A co-occurring disorder is also known as a dual diagnosis and each year nearly nine million individuals enter drug rehab with co-occurring disorders. Co-occurring disorders include individuals who struggle with both a psychological or psychiatric disorder and substance use problem. For example, a person may struggle with oxycontin use and bipolar disorder. Commonly diagnosed mental disorders include obsessive compulsive disorder, depression, panic disorders, schizophrenia, personality disorders, and bipolar disorders.
The term "co-occurring disorder" is misleading in that alcohol and substance misuse are not based on a disease but are behavior patterns.

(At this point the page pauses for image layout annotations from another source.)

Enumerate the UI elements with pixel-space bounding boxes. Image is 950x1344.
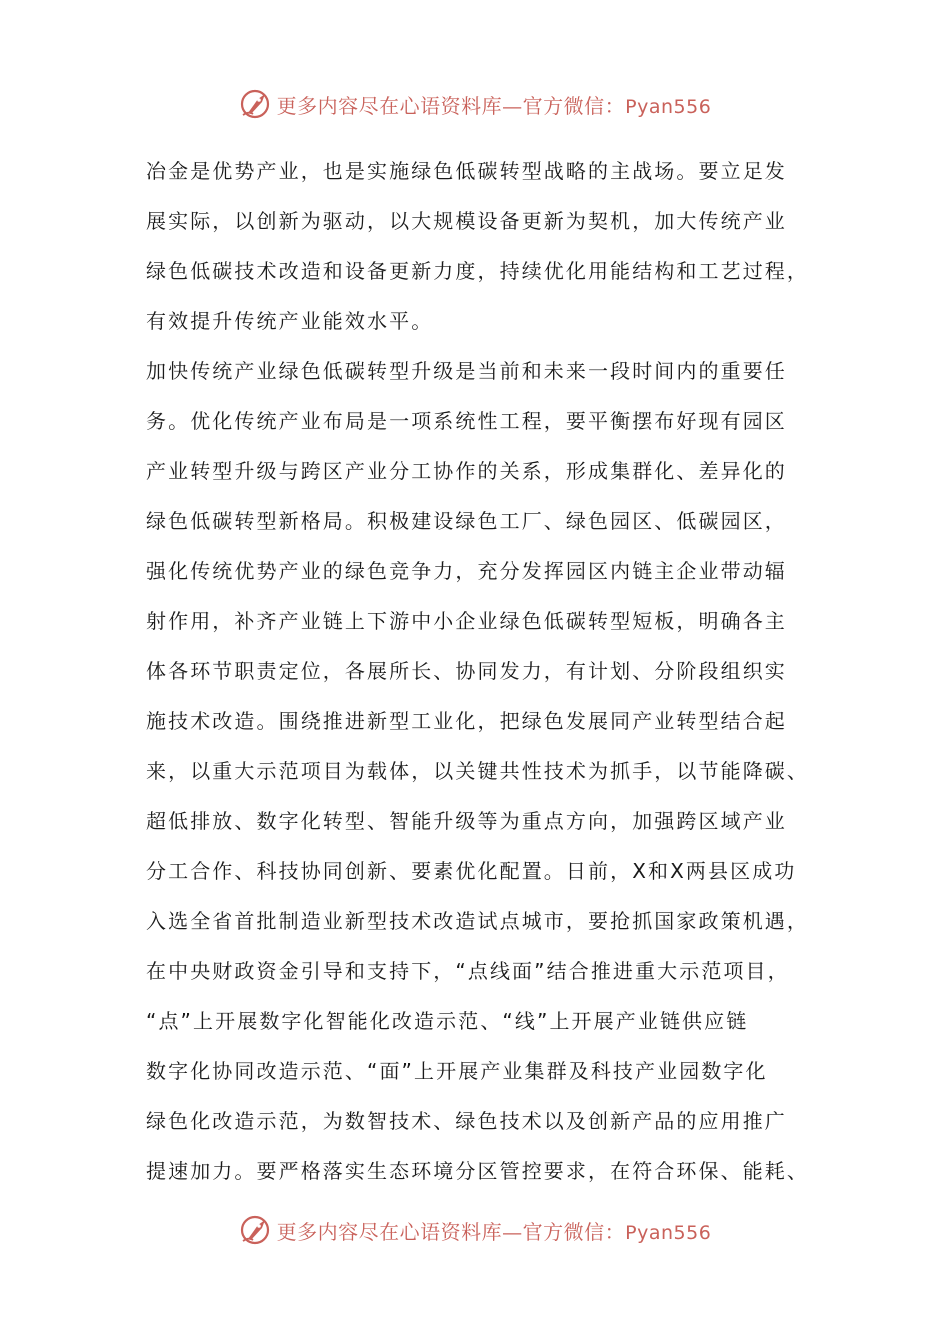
text-line: 产业转型升级与跨区产业分工协作的关系，形成集群化、差异化的 — [146, 459, 787, 483]
footer-banner — [0, 1210, 950, 1250]
document-body — [146, 146, 836, 1196]
text-line: 强化传统优势产业的绿色竞争力，充分发挥园区内链主企业带动辐 — [146, 559, 787, 583]
header-banner — [0, 84, 950, 124]
text-line: 绿色低碳技术改造和设备更新力度，持续优化用能结构和工艺过程， — [146, 259, 809, 283]
text-line: 有效提升传统产业能效水平。 — [146, 309, 434, 333]
text-line: “点”上开展数字化智能化改造示范、“线”上开展产业链供应链 — [146, 1009, 749, 1033]
text-line: 加快传统产业绿色低碳转型升级是当前和未来一段时间内的重要任 — [146, 359, 787, 383]
banner-text: 更多内容尽在心语资料库—官方微信：Pyan556 — [276, 1219, 712, 1244]
text-line: 来，以重大示范项目为载体，以关键共性技术为抓手，以节能降碳、 — [146, 759, 809, 783]
text-line: 在中央财政资金引导和支持下，“点线面”结合推进重大示范项目， — [146, 959, 790, 983]
text-line: 数字化协同改造示范、“面”上开展产业集群及科技产业园数字化 — [146, 1059, 768, 1083]
text-line: 分工合作、科技协同创新、要素优化配置。日前，X和X两县区成功 — [146, 859, 797, 883]
text-line: 提速加力。要严格落实生态环境分区管控要求，在符合环保、能耗、 — [146, 1159, 809, 1183]
text-line: 冶金是优势产业，也是实施绿色低碳转型战略的主战场。要立足发 — [146, 159, 787, 183]
text-line: 务。优化传统产业布局是一项系统性工程，要平衡摆布好现有园区 — [146, 409, 787, 433]
banner-text: 更多内容尽在心语资料库—官方微信：Pyan556 — [276, 93, 712, 118]
text-line: 体各环节职责定位，各展所长、协同发力，有计划、分阶段组织实 — [146, 659, 787, 683]
text-line: 入选全省首批制造业新型技术改造试点城市，要抢抓国家政策机遇， — [146, 909, 809, 933]
text-line: 绿色化改造示范，为数智技术、绿色技术以及创新产品的应用推广 — [146, 1109, 787, 1133]
text-line: 射作用，补齐产业链上下游中小企业绿色低碳转型短板，明确各主 — [146, 609, 787, 633]
text-line: 展实际，以创新为驱动，以大规模设备更新为契机，加大传统产业 — [146, 209, 787, 233]
pen-nib-logo-icon — [239, 87, 273, 121]
text-line: 超低排放、数字化转型、智能升级等为重点方向，加强跨区域产业 — [146, 809, 787, 833]
pen-nib-logo-icon — [239, 1213, 273, 1247]
text-line: 绿色低碳转型新格局。积极建设绿色工厂、绿色园区、低碳园区， — [146, 509, 787, 533]
text-line: 施技术改造。围绕推进新型工业化，把绿色发展同产业转型结合起 — [146, 709, 787, 733]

That's why medication can sometimes help people with a mental or emotional problem but not someone who has a drinking or drug problem.
It's commonly argued that alcoholism and drug addiction are diseases, but that theory is not supported by medical or scientific evidence. The only successful use of pharmaceuticals is in helping people detox. Their effectiveness in helping people quit using has generally proven to be elusive.
Fortunately, many people find that their mental and emotional problems are relieved when they solve their substance use problems. The question then is how can people eliminate their alcohol or drug use? A change in perspective from a substance user, can significantly help "self-limiting" or "negative" emotions and thoughts. Often time's people's personal acceptance of these self-limiting and sometimes self destructive emotions vary. Before an eventual overload occurs, most individuals can handle a relatively high degree of pain caused by these emotional episodes making it possible to remain in this state for years.
Saint Jude's Retreats research has found however that there is a way to remedy yourself besides turning to drugs, if you're of the edge of a void in your life, staring at the future, feeling overwhelmed. This is accomplished by looking at emotional problems and substance use problems as separate entities. The brain can only consciously process one thought or concept at a time, slowly and consistently creating a self expansive (or "positive") neuroplastic change in your brain, reversing the downward pattern. These changes will also help you progress away from fear, anxiety, and depression that is said to be the reason for your co-occurring disorder, or so drug rehabs claim.
The Saint Jude Retreats has a complete alternative view from rehab and 12 step programs. The effectiveness of 12 step programs is only about five percent and often times lower. The federal government has found that participating in no program leads to a higher success rate. It appears that teaching people that they are powerless and must submit their will to God or a Higher Power actually makes it harder for virtually anyone to become sober or clean.
However, the methods of Cognitive Behavioral Education at the non-profit St. Jude retreats has proven to be very successful in helping people overcome alcohol and drug problems. Outside research has repeatedly found that past guests of St. Jude have a long term success rate of at least 62 percent in achieving and maintaining a lifestyle free of alcohol and drugs.